1657 wendete sich das Blatt fuer Brandenburg-Preussen. Polen hatte das Haus Habsburg als Verbuendeten gewonnen und griff nun gemeinsam mit diesem und im Verbund mit den Daenen Karl X. an, der sich rasch nach Holstein absetzte. Erneut von feindlichen Truppen umgeben schloss der wenig waehlerische Freidrich-Wilhelm am 19.9. einen Seperatfrieden mit Polen in Wehlau, in welchem auch die Polen Brandenburgs Souveraenitaet in Preussen anerkannten.

Den Daenen war im Krieg gegen Schweden jedoch wenig Glueck beschieden. Karl X. eroberte Fuenen und Seeland und belagerte Kopenhagen. 1658 zwang man die Daenen zum Frieden von Roskilde in welchem die Daenen auf Suedschweden verzichteten. Die Schweden griffen Daenemark erneut an, weswegen die verbuendeten Habsburger und Polen gegen Schweden marschierten. An ihrer Seite befand sich der Grosse Kurfuerst, der ein Buendnis mit den Habsburgern geschlossen hatte, offenbar weil ihm die Schweden langsam unheimlich wurden. Man fiel in Vorpommern, Holstein, Schleswig und Juetland ein und besetzte Alsen und Fuenen, wobei sich Friedrich-Wilhelm als ausgezeichneter General erwies.

Am 24.11.1659 unterlagen die Schweden den Verbuendeten bei Nyborg, Karl der X. verstarb bald darauf (16.2.1660), der Weg fuer den Frieden war bereitet.

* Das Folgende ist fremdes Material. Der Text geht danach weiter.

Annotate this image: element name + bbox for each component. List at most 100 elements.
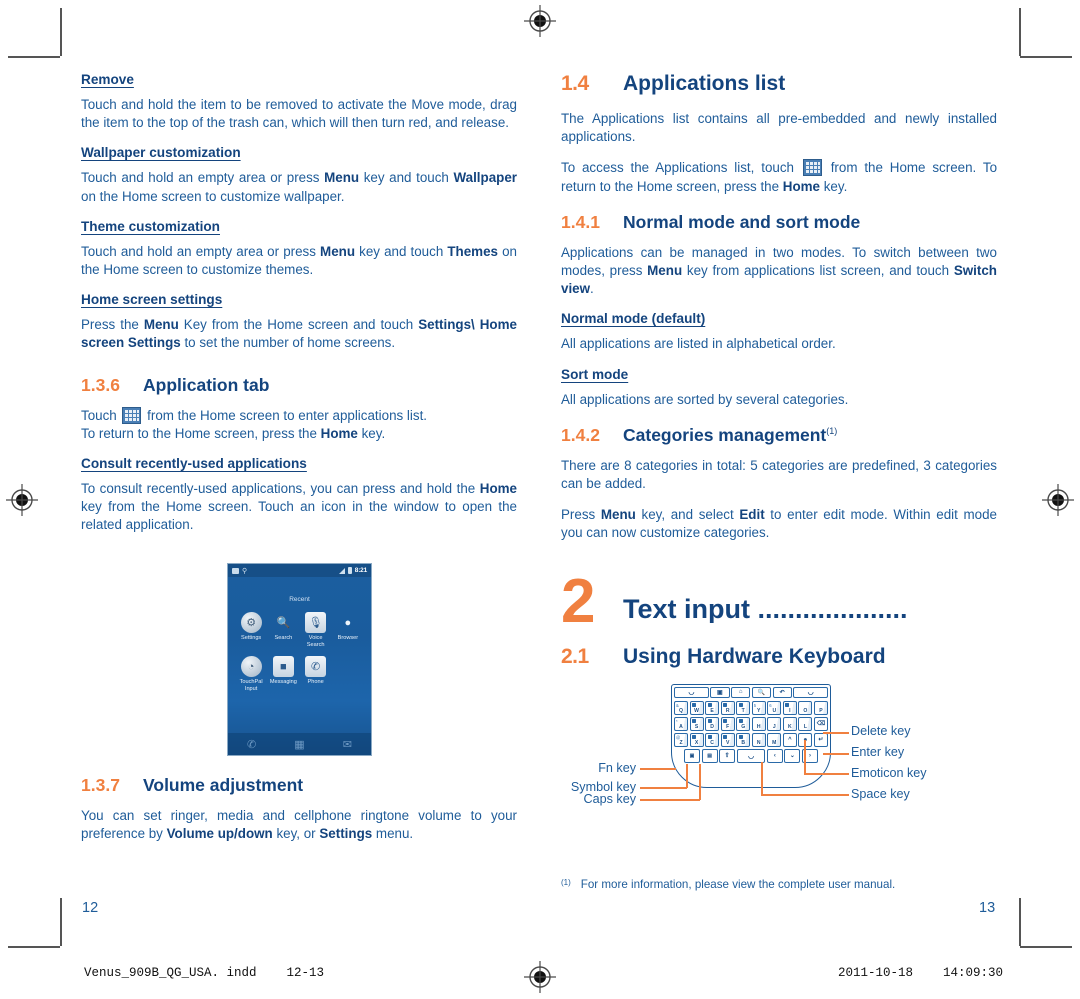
paragraph-consult-recently-used: To consult recently-used applications, y… (81, 480, 517, 535)
key-alt-box (707, 719, 712, 723)
key-shade (743, 718, 750, 730)
text-run: key, or (272, 826, 320, 842)
key-Q[interactable]: &Q (674, 701, 689, 715)
key-X[interactable]: X (689, 733, 704, 747)
key-alt-box (692, 719, 697, 723)
dock-phone-icon[interactable]: ✆ (247, 738, 256, 751)
fn-key-callout: Fn key (598, 761, 636, 775)
key-N[interactable]: N (751, 733, 766, 747)
recent-app-item[interactable]: ◔ TouchPal Input (235, 656, 267, 693)
key-C[interactable]: C (705, 733, 720, 747)
call-key[interactable]: ◡ (674, 687, 709, 698)
key-V[interactable]: V (720, 733, 735, 747)
key-G[interactable]: G (736, 717, 751, 731)
arrow-down-key[interactable]: ⌄ (784, 749, 801, 763)
caps-key[interactable]: ⇧ (719, 749, 736, 763)
key-U[interactable]: 6U (767, 701, 782, 715)
search-key[interactable]: 🔍 (751, 687, 772, 698)
recent-app-item[interactable]: 🔍 Search (267, 612, 299, 649)
heading-title: Applications list (623, 72, 786, 95)
recent-app-item[interactable]: ● Browser (332, 612, 364, 649)
caps-key-leader-v (699, 764, 701, 800)
enter-key[interactable]: ↵ (813, 733, 828, 747)
text-run-bold: Menu (320, 243, 356, 259)
dock-mail-icon[interactable]: ✉ (343, 738, 352, 751)
key-M[interactable]: M (767, 733, 782, 747)
key-B[interactable]: B (736, 733, 751, 747)
key-shade (790, 702, 796, 714)
phone-dock: ✆ ▦ ✉ (228, 733, 371, 755)
delete-key[interactable]: ⌫ (813, 717, 828, 731)
arrow-up-key[interactable]: ^ (782, 733, 797, 747)
key-shade (712, 718, 719, 730)
dock-apps-icon[interactable]: ▦ (294, 738, 304, 751)
key-W[interactable]: W (689, 701, 704, 715)
recent-app-item[interactable]: 🎙 Voice Search (300, 612, 332, 649)
key-alt-box (738, 703, 743, 707)
home-key[interactable]: ⌂ (731, 687, 751, 698)
recent-app-item[interactable]: ■ Messaging (267, 656, 299, 693)
key-alt-box (707, 735, 712, 739)
arrow-left-key[interactable]: ‹ (766, 749, 783, 763)
crop-mark-bottom-right-h (1020, 946, 1072, 948)
key-alt-box (707, 703, 712, 707)
text-run-bold: Menu (324, 170, 360, 186)
symbol-key-leader-v (686, 764, 688, 788)
key-A[interactable]: *A (674, 717, 689, 731)
key-Z[interactable]: @Z (674, 733, 689, 747)
fn-key[interactable]: ▣ (684, 749, 701, 763)
paragraph-application-tab: Touch from the Home screen to enter appl… (81, 406, 517, 443)
enter-key-callout: Enter key (851, 745, 905, 759)
text-run: Touch (81, 407, 121, 423)
key-E[interactable]: E (705, 701, 720, 715)
back-key[interactable]: ↶ (772, 687, 792, 698)
heading-1-4: 1.4 Applications list (561, 72, 997, 96)
text-run: Touch and hold an empty area or press (81, 170, 325, 186)
key-L[interactable]: L (798, 717, 813, 731)
recent-apps-grid: ⚙ Settings 🔍 Search 🎙 Voice Search ● Bro… (228, 612, 371, 693)
key-J[interactable]: J (767, 717, 782, 731)
paragraph-access-applications: To access the Applications list, touch f… (561, 159, 997, 195)
key-D[interactable]: D (705, 717, 720, 731)
key-alt-box (738, 719, 743, 723)
key-T[interactable]: T (736, 701, 751, 715)
key-O[interactable]: O (798, 701, 813, 715)
text-run: Key from the Home screen and touch (178, 317, 419, 333)
menu-key[interactable]: ▣ (710, 687, 730, 698)
heading-title: Normal mode and sort mode (623, 211, 861, 232)
key-K[interactable]: K (782, 717, 797, 731)
symbol-key[interactable]: ▤ (701, 749, 718, 763)
space-key[interactable]: ◡ (736, 749, 766, 763)
heading-title: Categories management(1) (623, 425, 837, 446)
recent-app-item[interactable]: ✆ Phone (300, 656, 332, 693)
footnote-marker: (1) (826, 426, 838, 436)
chapter-title: Text input .................... (623, 596, 908, 624)
end-call-key[interactable]: ◡ (793, 687, 829, 698)
text-run: key. (357, 425, 386, 441)
key-R[interactable]: R (720, 701, 735, 715)
subheading-wallpaper-customization: Wallpaper customization (81, 145, 241, 161)
key-shade (697, 718, 703, 730)
key-shade (712, 702, 719, 714)
subheading-sort-mode: Sort mode (561, 366, 629, 382)
heading-1-3-7: 1.3.7 Volume adjustment (81, 775, 517, 796)
recent-app-item[interactable]: ⚙ Settings (235, 612, 267, 649)
key-I[interactable]: I (782, 701, 797, 715)
key-shade (806, 702, 812, 714)
paragraph-edit-mode: Press Menu key, and select Edit to enter… (561, 506, 997, 542)
footnote: (1) For more information, please view th… (561, 878, 997, 891)
key-H[interactable]: H (751, 717, 766, 731)
key-shade (743, 734, 750, 746)
phone-status-bar: ⚲ 8:21 (228, 564, 371, 577)
key-shade (712, 734, 719, 746)
key-Y[interactable]: 5Y (751, 701, 766, 715)
key-F[interactable]: F (720, 717, 735, 731)
keyboard-function-row: ◡ ▣ ⌂ 🔍 ↶ ◡ (674, 687, 829, 698)
key-P[interactable]: P (813, 701, 828, 715)
crop-mark-bottom-right-v (1019, 898, 1021, 946)
chapter-number: 2 (561, 566, 596, 636)
text-run: To access the Applications list, touch (561, 160, 801, 176)
key-alt-box (723, 719, 728, 723)
heading-number: 2.1 (561, 645, 589, 669)
key-S[interactable]: S (689, 717, 704, 731)
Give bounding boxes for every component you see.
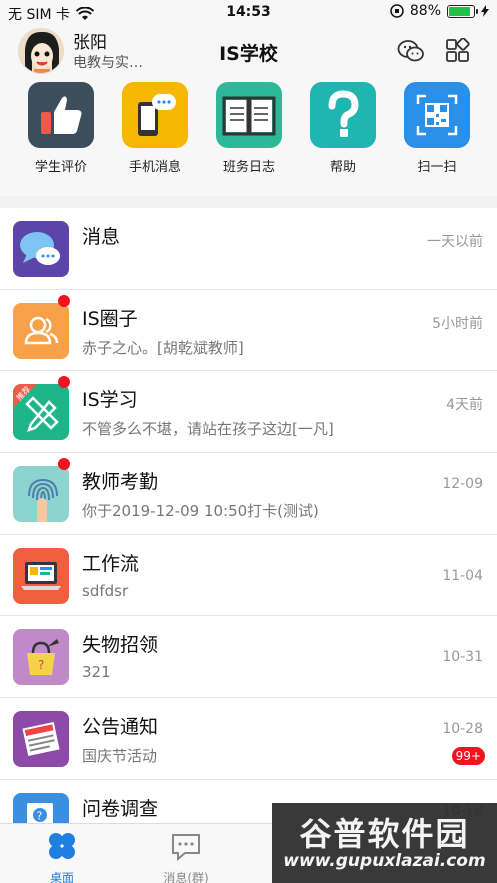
item-title: 消息: [82, 226, 121, 248]
item-title: 失物招领: [82, 634, 159, 657]
question-icon: [310, 82, 376, 148]
qr-scan-icon: [404, 82, 470, 148]
shortcut-label: 手机消息: [128, 160, 181, 175]
shortcut-class-log[interactable]: 班务日志: [204, 82, 294, 175]
item-time: 12-09: [442, 476, 483, 493]
laptop-icon: [13, 547, 69, 604]
item-subtitle: 国庆节活动: [82, 747, 158, 766]
shortcut-label: 扫一扫: [417, 160, 457, 175]
clover-desktop-icon: [49, 833, 75, 859]
survey-icon: ?: [13, 792, 69, 823]
item-title: IS圈子: [82, 307, 138, 330]
wechat-icon[interactable]: [397, 38, 425, 64]
shortcut-label: 班务日志: [222, 160, 275, 175]
battery-percent: 88%: [409, 3, 441, 19]
shortcut-phone-message[interactable]: 手机消息: [110, 82, 200, 175]
list-item[interactable]: ? 失物招领 321 10-31: [0, 616, 497, 699]
item-subtitle: 赤子之心。[胡乾斌教师]: [82, 338, 244, 357]
shortcut-help[interactable]: 帮助: [298, 82, 388, 175]
battery-icon: [447, 4, 478, 18]
watermark: 谷普软件园 www.gupuxlazai.com: [272, 803, 497, 883]
item-title: 问卷调查: [82, 797, 159, 820]
message-group-icon: [172, 834, 200, 862]
item-title: IS学习: [82, 389, 138, 412]
list-item[interactable]: 工作流 sdfdsr 11-04: [0, 535, 497, 617]
item-time: 11-04: [442, 567, 483, 584]
item-title: 公告通知: [82, 716, 159, 739]
shortcut-label: 学生评价: [34, 160, 87, 175]
tab-desktop[interactable]: 桌面: [2, 830, 122, 883]
apps-grid-icon[interactable]: [444, 38, 472, 64]
item-time: 4天前: [446, 397, 483, 414]
unread-dot: [58, 376, 70, 389]
list-item[interactable]: IS圈子 赤子之心。[胡乾斌教师] 5小时前: [0, 290, 497, 372]
module-list: 消息 一天以前 IS圈子 赤子之心。[胡乾斌教师] 5小时前 推荐 IS学习 不…: [0, 208, 497, 823]
unread-dot: [58, 458, 70, 471]
status-bar: 无 SIM 卡 14:53 88%: [0, 0, 497, 24]
tab-messages-group[interactable]: 消息(群): [126, 830, 246, 883]
watermark-url: www.gupuxlazai.com: [283, 851, 486, 871]
watermark-title: 谷普软件园: [299, 815, 470, 853]
app-header: 张阳 电教与实… IS学校 学生评价 手机消息 班务日志 帮助 扫一扫: [0, 24, 497, 196]
shortcut-student-evaluation[interactable]: 学生评价: [16, 82, 106, 175]
item-subtitle: 321: [82, 663, 111, 682]
chat-bubbles-icon: [13, 221, 69, 277]
list-item[interactable]: 教师考勤 你于2019-12-09 10:50打卡(测试) 12-09: [0, 453, 497, 535]
shortcut-scan[interactable]: 扫一扫: [392, 82, 482, 175]
tab-label: 消息(群): [163, 871, 209, 883]
svg-text:?: ?: [38, 658, 44, 672]
shortcut-grid: 学生评价 手机消息 班务日志 帮助 扫一扫: [0, 82, 497, 182]
list-item[interactable]: 公告通知 国庆节活动 10-28 99+: [0, 698, 497, 780]
item-subtitle: sdfdsr: [82, 581, 129, 600]
item-time: 一天以前: [427, 234, 483, 250]
phone-message-icon: [122, 82, 188, 148]
item-time: 10-31: [442, 649, 483, 666]
svg-text:?: ?: [37, 809, 43, 822]
unread-dot: [58, 294, 70, 307]
charging-bolt-icon: [481, 5, 489, 17]
unread-count-badge: 99+: [451, 747, 485, 766]
item-time: 10-28: [442, 721, 483, 738]
item-title: 工作流: [82, 552, 140, 575]
item-time: 5小时前: [432, 315, 483, 332]
item-subtitle: 不管多么不堪，请站在孩子这边[一凡]: [82, 420, 334, 439]
newspaper-icon: [13, 711, 69, 768]
orientation-lock-icon: [390, 4, 404, 18]
item-subtitle: 你于2019-12-09 10:50打卡(测试): [82, 502, 319, 521]
item-title: 教师考勤: [82, 471, 159, 494]
lost-found-bag-icon: ?: [13, 629, 69, 686]
status-right: 88%: [390, 3, 489, 19]
list-item[interactable]: 推荐 IS学习 不管多么不堪，请站在孩子这边[一凡] 4天前: [0, 371, 497, 454]
thumbs-up-icon: [28, 82, 94, 148]
pencil-ruler-icon: 推荐: [13, 384, 69, 441]
shortcut-label: 帮助: [329, 160, 356, 175]
tab-label: 桌面: [49, 871, 74, 883]
list-item[interactable]: 消息 一天以前: [0, 208, 497, 290]
fingerprint-icon: [13, 466, 69, 523]
book-icon: [216, 82, 282, 148]
people-icon: [13, 302, 69, 359]
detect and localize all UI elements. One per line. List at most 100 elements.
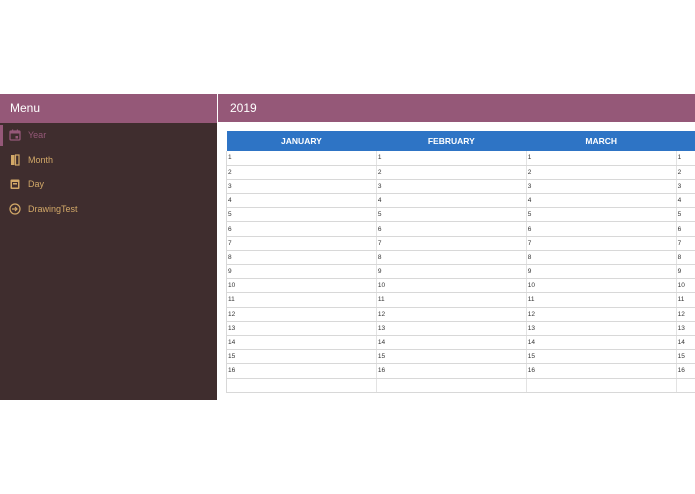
day-cell[interactable]: 5 — [375, 207, 527, 223]
month-header: FEBRUARY — [376, 131, 527, 151]
day-cell[interactable]: 2 — [375, 165, 527, 180]
day-cell[interactable]: 6 — [525, 221, 677, 237]
book-icon — [9, 154, 21, 166]
day-cell[interactable]: 16 — [375, 363, 527, 379]
day-cell[interactable]: 5 — [675, 207, 695, 223]
day-cell[interactable]: 3 — [675, 179, 695, 195]
day-cell[interactable]: 7 — [375, 236, 527, 251]
table-row: 14 14 14 14 — [226, 335, 695, 351]
day-cell[interactable]: 1 — [375, 151, 527, 166]
day-cell[interactable]: 4 — [375, 193, 527, 209]
day-cell[interactable]: 13 — [226, 321, 377, 336]
table-row: 3333 — [226, 179, 695, 195]
app-window: Menu Year Month Day DrawingTest 2019 JAN… — [0, 94, 695, 400]
day-cell[interactable] — [525, 378, 677, 393]
table-row: 15 15 15 15 — [226, 349, 695, 365]
day-cell[interactable]: 10 — [675, 278, 695, 294]
table-row: 11 11 11 11 — [226, 292, 695, 308]
day-cell[interactable]: 15 — [375, 349, 527, 365]
sidebar-item-day[interactable]: Day — [0, 172, 217, 197]
day-cell[interactable]: 12 — [226, 307, 377, 322]
day-cell[interactable]: 6 — [375, 221, 527, 237]
day-cell[interactable] — [226, 378, 377, 393]
day-cell[interactable]: 3 — [525, 179, 677, 195]
day-cell[interactable]: 5 — [525, 207, 677, 223]
day-cell[interactable]: 2 — [226, 165, 377, 180]
day-cell[interactable]: 14 — [375, 335, 527, 351]
day-cell[interactable]: 7 — [675, 236, 695, 251]
page-title: 2019 — [218, 94, 695, 122]
day-cell[interactable]: 3 — [375, 179, 527, 195]
day-cell[interactable]: 4 — [525, 193, 677, 209]
year-calendar-table: JANUARY FEBRUARY MARCH 1111222233334444555… — [226, 131, 695, 393]
day-cell[interactable]: 14 — [226, 335, 377, 351]
table-row: 1111 — [226, 151, 695, 166]
day-cell[interactable]: 1 — [226, 151, 377, 166]
day-cell[interactable]: 7 — [525, 236, 677, 251]
table-row: 12 12 12 12 — [226, 307, 695, 322]
day-cell[interactable]: 6 — [675, 221, 695, 237]
day-cell[interactable]: 11 — [375, 292, 527, 308]
table-row: 7777 — [226, 236, 695, 251]
day-cell[interactable]: 10 — [375, 278, 527, 294]
sidebar: Menu Year Month Day DrawingTest — [0, 94, 217, 400]
sidebar-title: Menu — [0, 94, 217, 123]
table-row: 5555 — [226, 207, 695, 223]
day-cell[interactable]: 14 — [675, 335, 695, 351]
day-cell[interactable]: 8 — [525, 250, 677, 266]
day-cell[interactable]: 13 — [675, 321, 695, 336]
day-cell[interactable]: 16 — [226, 363, 377, 379]
arrow-circle-icon — [9, 203, 21, 215]
day-cell[interactable]: 9 — [675, 264, 695, 280]
day-cell[interactable]: 10 — [525, 278, 677, 294]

Der Vertrag vom 3.5.1660, ausgehandelt in Olivia, war dennoch vorteilhaft fuer Schweden, welches Suedschweden, Eroberungen im Baltikum und Pommern behalten konnte. Frankreich wurde auf den Plan gerufen und es verhinderte als Signatarmacht (Garantiemacht) des Westfaelischen Friedens den Verbleib des besetzten Vorpommerns bei Brandenburg. Friedrich-Wilhelm, der nur als Auxilliar galt, musste sich zurueckziehen.

1660 gab es einen Erbvergleich mit Pfalz-Neuenburg, in welchem der Status-Quo beibehalten wurde. Der schwelende Konflikt war somit vorerst beruihgt. Ueberhaupt war die Politik Friedrich Wilhelms in den 60er Jahren des Jahrhunderts eher Friedensorientiert, da er sein Land konsolidieren wollte. Truppen stellte jedoch dem Kaiser gegen die Tuerken, welcher ihn dafuer mit viel Geld entlohnte. In einigen anderen Konflikten mit eher regionalen Charakter verhinderte das Auftreten Brandenburgs militaerischen Auseinandersetzungen.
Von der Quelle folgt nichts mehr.